A declaração, dada ao correspondente do O POVO em Brasília, João Paulo Biage, ocorre em meio ao acirramento de críticas públicas de integrantes da família Ferreira Gomes ao ministro.
Cid governou o Ceará entre 2007 e 2014 e foi o principal fiador político da candidatura de Camilo ao Palácio da Abolição, em 2014. À época deputado estadual pelo PT e menos conhecido publicamente, Camilo foi escolhido por Cid como sucessor, consolidando a aliança que manteria o grupo no comando do Executivo estadual por mais oito anos.
Após dois mandatos como governador, Camilo deixou o cargo em 2022 para disputar o Senado, sendo eleito com votação recorde no Ceará.
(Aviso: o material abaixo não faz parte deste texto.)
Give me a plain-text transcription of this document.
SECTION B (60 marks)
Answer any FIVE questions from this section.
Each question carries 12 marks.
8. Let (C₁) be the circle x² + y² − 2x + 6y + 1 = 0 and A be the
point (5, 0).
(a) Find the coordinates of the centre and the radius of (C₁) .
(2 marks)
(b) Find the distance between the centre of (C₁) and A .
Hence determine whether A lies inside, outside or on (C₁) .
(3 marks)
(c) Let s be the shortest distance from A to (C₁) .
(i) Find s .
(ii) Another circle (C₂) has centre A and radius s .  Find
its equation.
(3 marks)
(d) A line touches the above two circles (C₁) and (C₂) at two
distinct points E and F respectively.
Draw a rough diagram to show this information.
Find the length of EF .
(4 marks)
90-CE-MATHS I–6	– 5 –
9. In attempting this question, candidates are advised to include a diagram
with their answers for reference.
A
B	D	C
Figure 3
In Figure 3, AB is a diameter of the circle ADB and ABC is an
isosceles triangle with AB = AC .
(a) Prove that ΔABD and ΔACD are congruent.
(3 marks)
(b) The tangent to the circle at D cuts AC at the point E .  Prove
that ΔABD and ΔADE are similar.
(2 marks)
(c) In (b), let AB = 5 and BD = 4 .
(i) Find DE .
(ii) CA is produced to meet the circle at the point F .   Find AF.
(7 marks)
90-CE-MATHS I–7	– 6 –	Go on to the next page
A sucessão daquele ano, no entanto, marcou uma inflexão na relação entre os grupos que faziam parte da base.
Cid defendia a manutenção da então governadora Izolda Cela à frente da candidatura governista. Derrotado internamente no PDT, que lançou Roberto Cláudio, afastou-se da campanha e não participou ativamente da disputa que terminou com a vitória de Elmano de Freitas (PT) ainda no primeiro turno.
O processo também aprofundou a cisão entre os irmãos Cid e Ciro Gomes, que passaram a trilhar caminhos distintos na política cearense.